Since you have one good channel, the internal switcher is likely functioning, tho it is also the most likely source of any high-pitched noise you are hearing. It is possible that a small-value filter-cap has been degraded by the higher-than-expected voltage... even tho a 25% tolerance 'buffer' would be pretty darned skimpy in a power supply. I'd also look into any pre-switcher OVP circuitry that is in the design..protection diodes can 'fatigue in mysterious ways'** and, post damage, can become a significant noise source (if they didn't burn up completely).

The Gain channel tends to be 'hot-biased' (Effectrodes words) and therefore it may have been operating closer to a tube's limits. If that bias voltage is derived from the Vin without benefit of an OVP circuit, the the bias may have been set 25% high in a circuit in which the voltage is already running 'hot'. This may not have good outcomes for either the tube or perhaps other components in the area (e.g. maybe a cathode bypass cap).

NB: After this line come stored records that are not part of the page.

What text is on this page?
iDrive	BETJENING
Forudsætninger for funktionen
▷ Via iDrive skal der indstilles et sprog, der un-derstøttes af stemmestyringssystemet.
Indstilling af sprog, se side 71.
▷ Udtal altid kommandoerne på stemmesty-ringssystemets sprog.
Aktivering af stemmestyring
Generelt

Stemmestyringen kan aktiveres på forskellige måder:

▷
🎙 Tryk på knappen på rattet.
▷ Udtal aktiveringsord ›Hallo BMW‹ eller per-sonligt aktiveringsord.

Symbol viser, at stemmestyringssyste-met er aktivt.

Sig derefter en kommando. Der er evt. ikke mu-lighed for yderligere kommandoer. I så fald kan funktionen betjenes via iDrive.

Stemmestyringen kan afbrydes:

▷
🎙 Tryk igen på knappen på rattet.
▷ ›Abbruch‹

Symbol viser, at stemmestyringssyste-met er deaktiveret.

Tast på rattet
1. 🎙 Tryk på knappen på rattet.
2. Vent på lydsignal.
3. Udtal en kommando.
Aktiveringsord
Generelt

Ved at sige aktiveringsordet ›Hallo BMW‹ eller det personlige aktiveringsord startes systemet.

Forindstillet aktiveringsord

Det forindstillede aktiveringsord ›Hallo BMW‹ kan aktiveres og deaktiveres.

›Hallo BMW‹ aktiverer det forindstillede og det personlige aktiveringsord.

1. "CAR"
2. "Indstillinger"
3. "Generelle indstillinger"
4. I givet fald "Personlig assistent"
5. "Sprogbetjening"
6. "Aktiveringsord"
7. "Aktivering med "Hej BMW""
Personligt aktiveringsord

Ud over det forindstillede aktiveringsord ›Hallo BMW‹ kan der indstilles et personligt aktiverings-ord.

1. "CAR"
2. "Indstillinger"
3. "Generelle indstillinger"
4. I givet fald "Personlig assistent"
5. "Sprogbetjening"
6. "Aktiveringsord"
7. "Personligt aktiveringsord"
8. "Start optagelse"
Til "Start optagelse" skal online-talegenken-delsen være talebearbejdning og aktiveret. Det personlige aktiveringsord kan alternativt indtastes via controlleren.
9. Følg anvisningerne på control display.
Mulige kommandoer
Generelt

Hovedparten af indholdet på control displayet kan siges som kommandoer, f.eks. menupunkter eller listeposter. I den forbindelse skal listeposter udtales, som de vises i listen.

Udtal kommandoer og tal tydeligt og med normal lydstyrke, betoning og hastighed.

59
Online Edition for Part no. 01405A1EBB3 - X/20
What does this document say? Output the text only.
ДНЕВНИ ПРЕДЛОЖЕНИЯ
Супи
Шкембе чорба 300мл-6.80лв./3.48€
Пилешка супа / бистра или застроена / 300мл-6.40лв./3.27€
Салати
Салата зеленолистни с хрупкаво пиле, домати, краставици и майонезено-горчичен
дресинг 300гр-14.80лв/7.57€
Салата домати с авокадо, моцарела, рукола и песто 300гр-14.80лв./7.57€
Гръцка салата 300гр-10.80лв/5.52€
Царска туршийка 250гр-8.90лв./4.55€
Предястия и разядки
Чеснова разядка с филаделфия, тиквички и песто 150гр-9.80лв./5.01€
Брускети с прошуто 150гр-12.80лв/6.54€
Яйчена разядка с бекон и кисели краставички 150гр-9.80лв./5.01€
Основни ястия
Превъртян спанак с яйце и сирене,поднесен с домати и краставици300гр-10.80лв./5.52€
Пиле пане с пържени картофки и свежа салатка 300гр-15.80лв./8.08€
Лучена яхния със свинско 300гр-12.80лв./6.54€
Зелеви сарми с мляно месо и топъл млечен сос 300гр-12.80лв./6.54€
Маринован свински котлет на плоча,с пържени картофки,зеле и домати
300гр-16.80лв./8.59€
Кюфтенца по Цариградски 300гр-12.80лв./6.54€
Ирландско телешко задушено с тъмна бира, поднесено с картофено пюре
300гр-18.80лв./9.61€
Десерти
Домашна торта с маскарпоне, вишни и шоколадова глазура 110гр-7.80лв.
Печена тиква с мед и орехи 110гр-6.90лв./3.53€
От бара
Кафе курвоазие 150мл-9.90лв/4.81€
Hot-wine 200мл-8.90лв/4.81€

Designing a pedal to handle any and all possible OVP-situations might seem like a necessary thing, but when we're talking about running a 12ax7 at max plate voltage around 330, THEN increasing it to a possible 400 volts...well, that may have eaten the safety margin in the filter caps, etc. I don't know Effectrode's philosophy on this, but the cost of spec'ing in a 700V cap where 330 is the max-expected (the case where a 24 v supply is accidentally hooked up) may make the Bill in the BOM a smidge onerous. Same with the breakdown voltage in the switcher's transformer, etc. In my mind, it's best to have a protection device crowbar the input and simply not operate at all.

...ah, this is turning into a schematic-less critique, and I shouldn't do that.

It could be they designed in a good crowbar, but the device didn't fully shut the pedal down.

Maybe try swapping a tube first.
If that doesn't do it, then send it into Effectrode and be very honest with the setup and duration that the unit was playing under improper voltage conditions.

**this is a non-technical manner of describing failure modes that include breakdown in internal resistive layers, junction tunneling, or the formation of heat-caused conductive paths.